Outside of Norris University Center, two grandmothers protested Wednesday night a conference on trauma and repressed memory therapy held in the building.
They were closely watched by eight Northwestern University Police officers, who came at the request of organizers of the controversial conference, sponsored by NU's Women's Center.
About 150 people attended the first night of the two-day conference. Wednesday night's speaker was Judith Herman, whose research involves using repressed memory therapy, including hypnosis, to help adults deal with sexual abuse from their childhoods.
While there were more police officers present than there were protesters, Herman said the officers were necessary because of the threats and intimidation that often accompany her line of work.
But the two women picketing outside of Norris said they couldn't understand the need for all the attention. Mattie Zimmerman, whose daughter attended NU and has undergone repressed memory therapy, held homemade signs and passed out fliers.
Both protesters have children who underwent the therapy and subsequently accused their fathers of sexual abuse.
"This is part of the hysteria involved," Zimmerman said. "Here we are, two little grandmothers, and they are calling out the troops."
The conference, "Trauma: The Challenge of the Enlightened Witness," continues Thursday with seminars for mental health practitioners.
Zimmerman, along with Liz LaPlante, will be back on Thursday morning to continue protesting the conference and Herman's work. They said they want to make NU students aware of the possible effects of the therapy.
"We are just devasted for our children and all the vulnerable people who may be here and not asking any questions," Zimmerman said. "If we can cause one person to investigate this and doubt this, we have accomplished what we came to do."
NU Women's Center Director Renee Redd said the center jumped on the chance to bring Herman to campus because she is an established and respected figure in the psychology field.
Herman defended the therapy, likening it to the feminist and abortion movements because it liberates women. All have challenged mainstream ideals and traditional family values, bringing the movements harsh criticism she said.
"There has been an explosion of knowledge about trauma survivors in the last two decades," she said. "Yet, we know little more than we did 20 years ago because offenders continue to escape detection."
But Zimmerman and LaPlante said the therapy ruined their daughters' lives and forced them to separate from their families.
A former patient who underwent the therapy for six years, Nadean Cool said she planned on coming to protest, but couldn't due to a family illness. She said during her years of therapy, she became convinced of abusive incidents that allegedly occurred in her childhood. She said they were false memories.
"What (my therapist) did was wrong," Cool said. "He almost destroyed my family. This type of therapy changes your belief system."
Cool later sued her therapist and settled out of court for more than $2 million.
Herman acknowledged that false complaints occur, but she said they are only about 2 to 7 percent of all cases.

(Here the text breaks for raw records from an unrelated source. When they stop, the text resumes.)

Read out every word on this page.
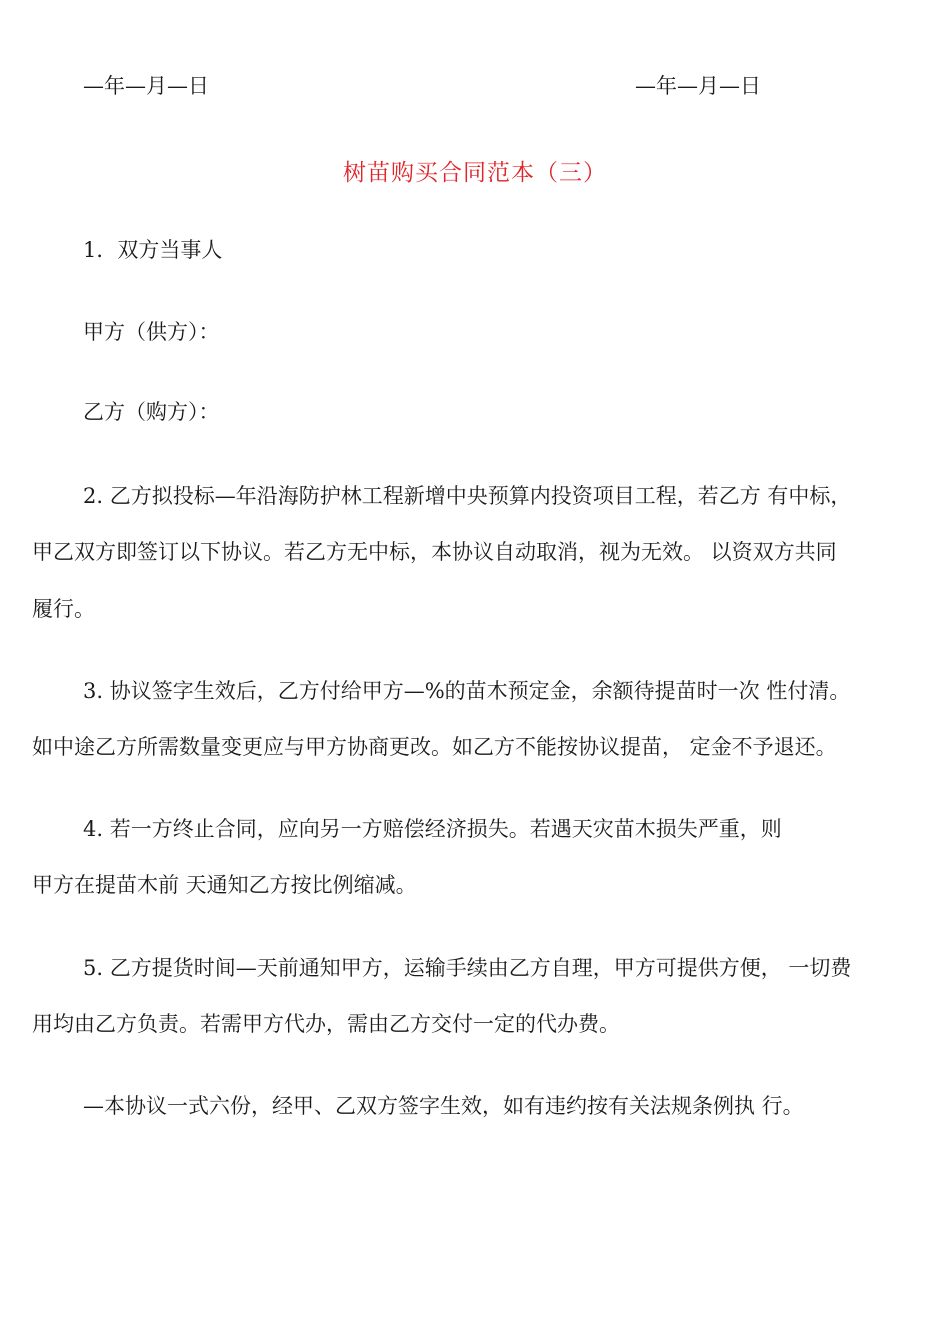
—年—月—日	—年—月—日
树苗购买合同范本（三）
1．双方当事人
甲方（供方）：
乙方（购方）：
2. 乙方拟投标—年沿海防护林工程新增中央预算内投资项目工程，若乙方 有中标，
甲乙双方即签订以下协议。若乙方无中标，本协议自动取消，视为无效。 以资双方共同
履行。
3. 协议签字生效后，乙方付给甲方—%的苗木预定金，余额待提苗时一次 性付清。
如中途乙方所需数量变更应与甲方协商更改。如乙方不能按协议提苗， 定金不予退还。
4. 若一方终止合同，应向另一方赔偿经济损失。若遇天灾苗木损失严重，则
甲方在提苗木前 天通知乙方按比例缩减。
5. 乙方提货时间—天前通知甲方，运输手续由乙方自理，甲方可提供方便， 一切费
用均由乙方负责。若需甲方代办，需由乙方交付一定的代办费。
—本协议一式六份，经甲、乙双方签字生效，如有违约按有关法规条例执 行。
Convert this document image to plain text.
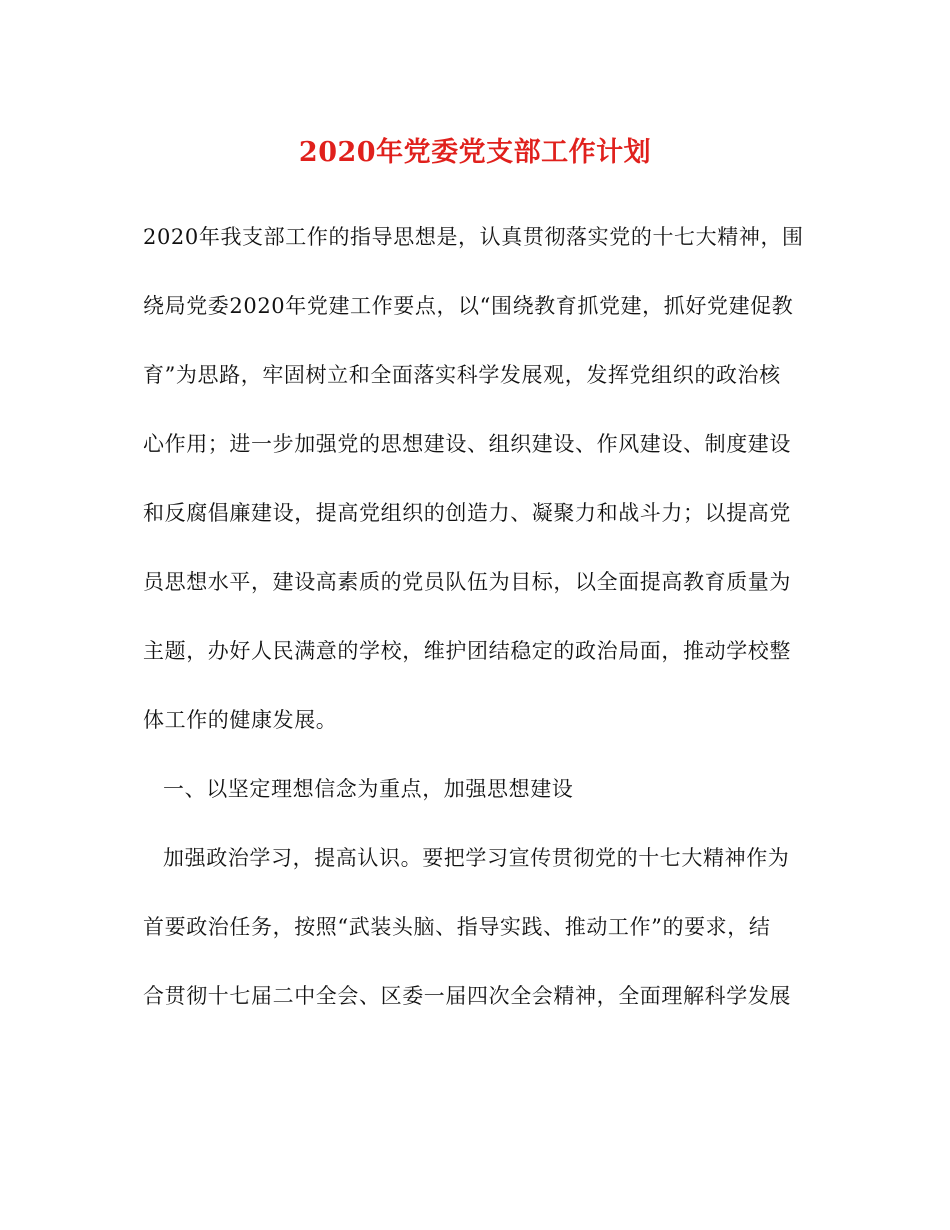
2020年党委党支部工作计划
2020年我支部工作的指导思想是，认真贯彻落实党的十七大精神，围
绕局党委2020年党建工作要点，以“围绕教育抓党建，抓好党建促教
育”为思路，牢固树立和全面落实科学发展观，发挥党组织的政治核
心作用；进一步加强党的思想建设、组织建设、作风建设、制度建设
和反腐倡廉建设，提高党组织的创造力、凝聚力和战斗力；以提高党
员思想水平，建设高素质的党员队伍为目标，以全面提高教育质量为
主题，办好人民满意的学校，维护团结稳定的政治局面，推动学校整
体工作的健康发展。
一、以坚定理想信念为重点，加强思想建设
加强政治学习，提高认识。要把学习宣传贯彻党的十七大精神作为
首要政治任务，按照“武装头脑、指导实践、推动工作”的要求，结
合贯彻十七届二中全会、区委一届四次全会精神，全面理解科学发展
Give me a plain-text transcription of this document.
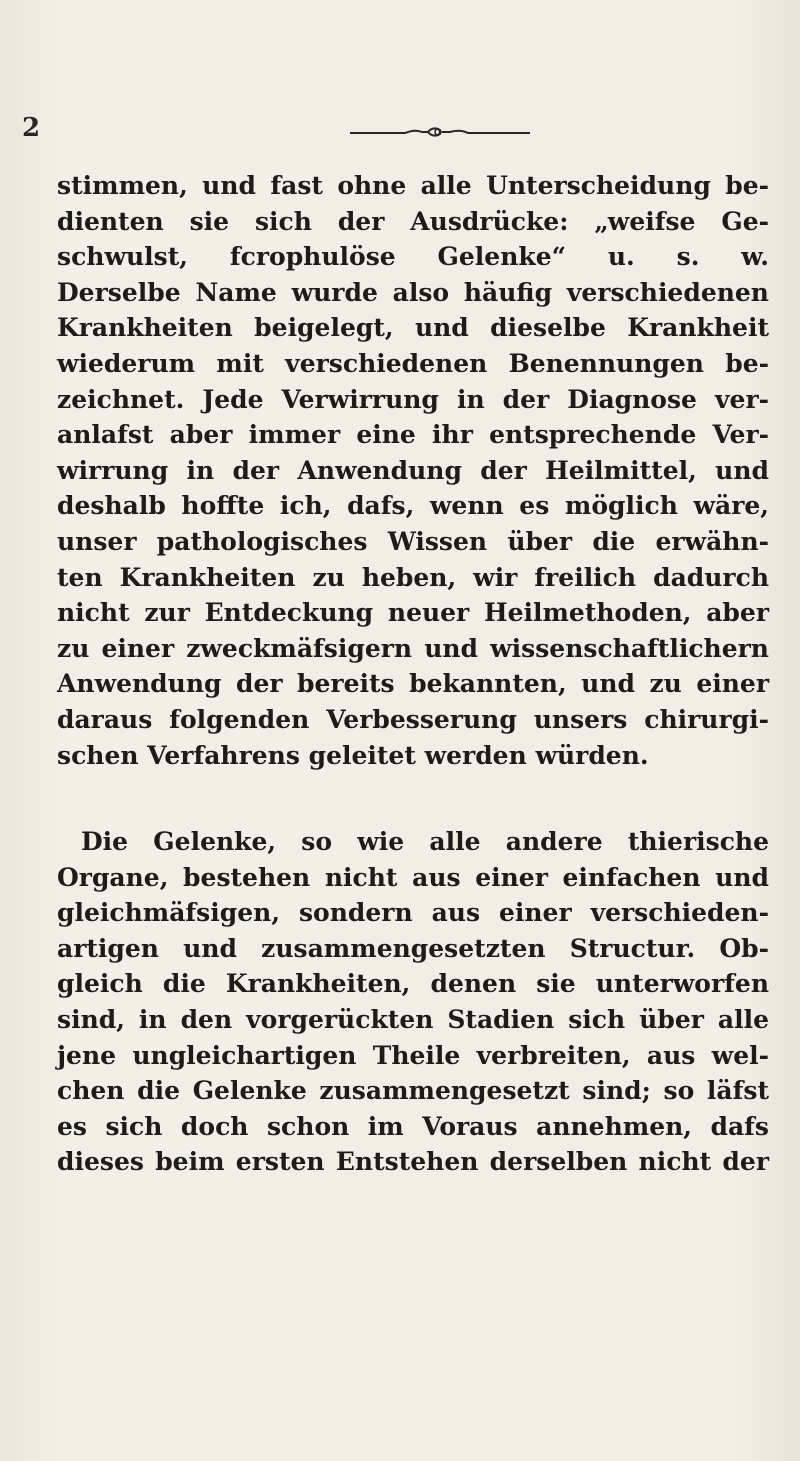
2
stimmen, und fast ohne alle Unterscheidung be-
dienten sie sich der Ausdrücke: „weifse Ge-
schwulst, fcrophulöse Gelenke“ u. s. w.
Derselbe Name wurde also häufig verschiedenen
Krankheiten beigelegt, und dieselbe Krankheit
wiederum mit verschiedenen Benennungen be-
zeichnet. Jede Verwirrung in der Diagnose ver-
anlafst aber immer eine ihr entsprechende Ver-
wirrung in der Anwendung der Heilmittel, und
deshalb hoffte ich, dafs, wenn es möglich wäre,
unser pathologisches Wissen über die erwähn-
ten Krankheiten zu heben, wir freilich dadurch
nicht zur Entdeckung neuer Heilmethoden, aber
zu einer zweckmäfsigern und wissenschaftlichern
Anwendung der bereits bekannten, und zu einer
daraus folgenden Verbesserung unsers chirurgi-
schen Verfahrens geleitet werden würden.
Die Gelenke, so wie alle andere thierische
Organe, bestehen nicht aus einer einfachen und
gleichmäfsigen, sondern aus einer verschieden-
artigen und zusammengesetzten Structur. Ob-
gleich die Krankheiten, denen sie unterworfen
sind, in den vorgerückten Stadien sich über alle
jene ungleichartigen Theile verbreiten, aus wel-
chen die Gelenke zusammengesetzt sind; so läfst
es sich doch schon im Voraus annehmen, dafs
dieses beim ersten Entstehen derselben nicht der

"False complaints do occur as with all crimes," Herman said. "We need to safeguard against the wrongly accused."
Falsely convincing patients that they were abused in their childhoods is extremely difficult, Herman said. Repeated coercive manipulation would need to be applied to the patient, she said.
"I approve of raising questions about this," Herman said. "But coercive manipulation is also how perpetrators can bully their victims into retracting their statements."
Repressed memory therapy attracts doctors despite being denounced by some scientific organizations and civil courts because of the money involved, LaPlante said.
"It is a very lucrative business," LaPlante said. "It is about money, money and money. And power."
Letters were sent to NU prior to the conference requesting also to hear the side of parents whose children accused them of abuse after they went through the therapy, Zimmerman said. She said she received a letter explaining that NU administrators considered the conference to have a balanced format. This conference only looks balanced, Zimmerman said.
"Now they have a moral responsibility to show the other side to have a conference with the experts," Zimmerman said. "This university has an obligation to have another conference that will touch on the damage that this type of therapy does."
Redd said she believed Herman's presentation was fair and represented all sides of the issue.
"She made comments about therapists that step over the line," Redd said. "She made comments about protecting the wrongly accused. (The speech) was objective and fair."